Chef para Chef em Santo Antônio do Pinhal
A gastronomia me presenteia diariamente com grandes sabores. Mas, de vez em quando, ela me oferece algo ainda mais raro: pessoas que deixam marcas muito além da mesa.
Foi assim que conheci Murillo Lima, chef confeiteiro da Musée Chocolates, em Santo Antônio do Pinhal, professor do Senac e um dos grandes nomes da confeitaria brasileira. Confesso que cheguei esperando conhecer um excelente chocolatier. Saí levando uma das histórias mais bonitas que já ouvi.

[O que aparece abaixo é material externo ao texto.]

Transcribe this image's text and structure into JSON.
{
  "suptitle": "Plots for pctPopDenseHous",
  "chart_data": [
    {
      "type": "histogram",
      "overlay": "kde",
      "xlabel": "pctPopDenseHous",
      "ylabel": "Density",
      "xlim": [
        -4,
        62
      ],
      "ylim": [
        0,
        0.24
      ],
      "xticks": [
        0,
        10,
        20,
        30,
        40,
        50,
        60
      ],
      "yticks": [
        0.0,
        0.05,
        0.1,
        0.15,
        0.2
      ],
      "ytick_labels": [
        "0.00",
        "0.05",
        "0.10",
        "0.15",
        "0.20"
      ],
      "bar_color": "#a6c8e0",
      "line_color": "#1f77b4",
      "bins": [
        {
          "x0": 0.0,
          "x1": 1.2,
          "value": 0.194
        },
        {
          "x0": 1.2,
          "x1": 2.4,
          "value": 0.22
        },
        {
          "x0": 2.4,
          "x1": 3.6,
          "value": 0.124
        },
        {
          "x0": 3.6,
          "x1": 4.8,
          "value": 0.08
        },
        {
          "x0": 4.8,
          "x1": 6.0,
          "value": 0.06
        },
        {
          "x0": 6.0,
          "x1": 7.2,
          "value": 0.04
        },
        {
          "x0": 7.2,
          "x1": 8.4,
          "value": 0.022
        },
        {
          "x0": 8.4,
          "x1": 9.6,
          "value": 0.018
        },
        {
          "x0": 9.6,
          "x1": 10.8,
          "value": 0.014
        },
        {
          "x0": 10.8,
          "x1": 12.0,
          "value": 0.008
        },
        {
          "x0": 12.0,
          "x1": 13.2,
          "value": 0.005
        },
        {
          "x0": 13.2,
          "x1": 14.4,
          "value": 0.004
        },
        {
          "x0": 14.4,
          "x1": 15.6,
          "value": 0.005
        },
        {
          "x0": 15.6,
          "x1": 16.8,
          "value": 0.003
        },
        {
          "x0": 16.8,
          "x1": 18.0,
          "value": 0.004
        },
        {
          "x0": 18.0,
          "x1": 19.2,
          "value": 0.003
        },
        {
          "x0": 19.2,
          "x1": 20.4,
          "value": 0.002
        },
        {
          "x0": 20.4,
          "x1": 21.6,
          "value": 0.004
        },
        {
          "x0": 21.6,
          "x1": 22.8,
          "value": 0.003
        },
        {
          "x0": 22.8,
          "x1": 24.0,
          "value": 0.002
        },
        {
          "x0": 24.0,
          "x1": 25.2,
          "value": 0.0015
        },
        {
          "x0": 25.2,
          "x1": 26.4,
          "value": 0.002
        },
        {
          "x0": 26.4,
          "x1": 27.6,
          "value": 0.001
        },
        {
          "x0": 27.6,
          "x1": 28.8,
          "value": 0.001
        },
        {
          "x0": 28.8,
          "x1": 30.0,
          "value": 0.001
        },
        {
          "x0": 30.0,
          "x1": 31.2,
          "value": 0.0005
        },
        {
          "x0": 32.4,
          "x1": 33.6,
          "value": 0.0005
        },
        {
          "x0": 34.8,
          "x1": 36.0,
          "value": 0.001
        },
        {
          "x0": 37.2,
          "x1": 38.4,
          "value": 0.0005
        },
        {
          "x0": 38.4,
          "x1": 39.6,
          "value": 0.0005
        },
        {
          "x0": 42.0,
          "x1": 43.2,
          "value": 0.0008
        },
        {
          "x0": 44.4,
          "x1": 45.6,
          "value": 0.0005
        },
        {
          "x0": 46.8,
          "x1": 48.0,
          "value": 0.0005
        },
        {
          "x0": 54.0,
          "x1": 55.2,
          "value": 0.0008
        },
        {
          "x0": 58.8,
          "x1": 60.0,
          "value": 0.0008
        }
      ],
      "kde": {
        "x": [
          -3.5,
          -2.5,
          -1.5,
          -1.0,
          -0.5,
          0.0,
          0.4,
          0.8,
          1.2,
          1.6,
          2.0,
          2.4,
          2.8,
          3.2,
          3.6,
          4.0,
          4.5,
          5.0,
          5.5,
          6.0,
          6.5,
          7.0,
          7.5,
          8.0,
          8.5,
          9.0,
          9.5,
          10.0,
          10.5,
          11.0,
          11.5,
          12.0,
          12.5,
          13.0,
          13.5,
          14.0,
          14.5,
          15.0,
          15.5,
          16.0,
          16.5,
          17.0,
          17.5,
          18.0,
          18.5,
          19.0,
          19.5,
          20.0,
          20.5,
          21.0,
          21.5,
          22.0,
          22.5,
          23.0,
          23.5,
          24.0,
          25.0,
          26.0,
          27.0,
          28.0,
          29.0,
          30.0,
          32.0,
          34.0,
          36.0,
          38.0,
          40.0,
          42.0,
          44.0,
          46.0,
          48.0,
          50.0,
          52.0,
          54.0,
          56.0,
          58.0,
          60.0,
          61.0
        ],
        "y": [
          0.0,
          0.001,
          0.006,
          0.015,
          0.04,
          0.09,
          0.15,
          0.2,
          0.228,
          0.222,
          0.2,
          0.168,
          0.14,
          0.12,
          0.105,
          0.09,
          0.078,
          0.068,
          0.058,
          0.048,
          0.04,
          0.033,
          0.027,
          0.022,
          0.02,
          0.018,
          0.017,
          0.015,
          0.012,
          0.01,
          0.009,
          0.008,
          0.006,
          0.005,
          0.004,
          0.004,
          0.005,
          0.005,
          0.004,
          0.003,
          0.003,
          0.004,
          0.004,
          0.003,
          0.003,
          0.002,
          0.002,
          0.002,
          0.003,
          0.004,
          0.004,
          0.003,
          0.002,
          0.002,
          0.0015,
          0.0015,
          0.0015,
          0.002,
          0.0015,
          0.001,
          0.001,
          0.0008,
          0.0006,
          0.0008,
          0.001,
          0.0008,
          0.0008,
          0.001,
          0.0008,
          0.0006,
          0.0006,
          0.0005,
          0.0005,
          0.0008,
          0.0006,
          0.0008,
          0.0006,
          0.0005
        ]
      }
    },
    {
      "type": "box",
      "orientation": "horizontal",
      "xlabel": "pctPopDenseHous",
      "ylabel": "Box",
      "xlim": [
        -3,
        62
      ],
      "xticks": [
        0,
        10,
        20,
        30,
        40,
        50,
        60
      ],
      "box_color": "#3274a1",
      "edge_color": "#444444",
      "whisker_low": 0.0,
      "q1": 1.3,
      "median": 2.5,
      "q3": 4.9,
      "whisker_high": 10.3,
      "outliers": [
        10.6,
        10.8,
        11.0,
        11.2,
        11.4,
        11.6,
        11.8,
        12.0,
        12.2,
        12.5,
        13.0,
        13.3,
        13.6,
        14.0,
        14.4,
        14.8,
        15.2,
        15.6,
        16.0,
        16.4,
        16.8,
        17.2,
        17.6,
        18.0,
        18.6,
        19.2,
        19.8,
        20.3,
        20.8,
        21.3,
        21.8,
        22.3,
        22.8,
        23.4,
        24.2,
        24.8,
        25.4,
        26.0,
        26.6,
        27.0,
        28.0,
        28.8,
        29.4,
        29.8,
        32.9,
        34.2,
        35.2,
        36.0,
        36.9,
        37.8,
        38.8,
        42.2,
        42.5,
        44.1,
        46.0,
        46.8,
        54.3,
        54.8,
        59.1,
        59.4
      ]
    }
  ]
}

Entre chocolates, cafés e uma conversa sem pressa, Murillo abriu as portas da sua trajetória. Cada lembrança carregava um significado. A infância em Campos do Jordão, as constantes mudanças de cidade por causa do trabalho do pai, a curiosidade de um menino que, enquanto outras crianças brincavam na rua, preferia subir em um banquinho para observar a bisavó cozinhar. Naquele instante, compreendi que alguns cozinheiros não escolhem a gastronomia, é ela quem os escolhe.
Enquanto eu o escutava, deixei de enxergar apenas o chef premiado, passei a admirar o homem que nunca desistiu dos próprios sonhos.
Sua caminhada não foi construída apenas por vitórias. Houve mudanças de rumo, portas que se fecharam, novos começos e muitos desafios. Trabalhou em restaurantes, enfrentou a intensidade de grandes operações, abriu negócios, reinventou-se, tornou-se professor e seguiu acreditando quando seria mais fácil desistir.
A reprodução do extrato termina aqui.